Но теперь уже видно, что это не Принцесса Стеклянных Гор, а водопад.
– Все это слепило глаза и кричало мне в уши, внушая всевозможные дерзкие мысли; я дышал всей грудью и был счастлив до тех пор, пока горы не начали давить меня своей тяжестью, особенно по вечерам. Я чувствовал, что глупею, растворяясь в этом просторе, и тогда, соскучившись, я пускался в обратный путь. И – до смерти рад, что вернулся.
Он целовал руки Нины, всматривался в нее и с беспокойством расспрашивал о здоровье.
Но после общения с природой его тянуло домой – работать, сочинять. Это было также необходимо для лечения. Он перебирался в свой любимый Лофтхуз, на берегу Сьёр фиорда, где наскоро была сколочена маленькая хижина из бревен. Она состояла из одной комнаты и прихожей. В комнате ничего не было, кроме стола, стула и фортепиано. На ночь он стелил себе постель на раскладной кровати. Он любил говорить, что работает в течение дня так же напряженно, как крестьяне в поле. А вечером, когда и они и он сам освобождались от работы, жители Лофтхуза приходили к его хижине; и так как их некуда было пригласить, то они усаживались прямо на траве.

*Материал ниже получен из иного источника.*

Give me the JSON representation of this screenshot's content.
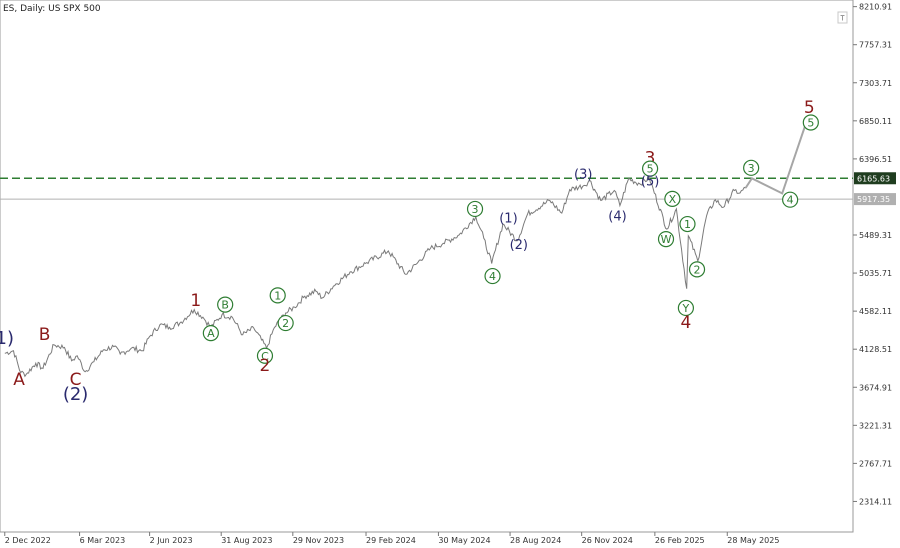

Он умел общаться с простыми людьми, не делая никаких усилий над собой, не приспособляясь к ним и оставаясь самим собой, что они как раз и ценили. Покуривая трубки, они слушали его музыку, ибо он играл для них. И в открытое окно была видна его голова, седеющая с годами, и вдохновенное лицо, к которому они привыкли. В Трольдхаугене он также работал не дома, а в маленькой хижине, расположенной на самом берегу фиорда.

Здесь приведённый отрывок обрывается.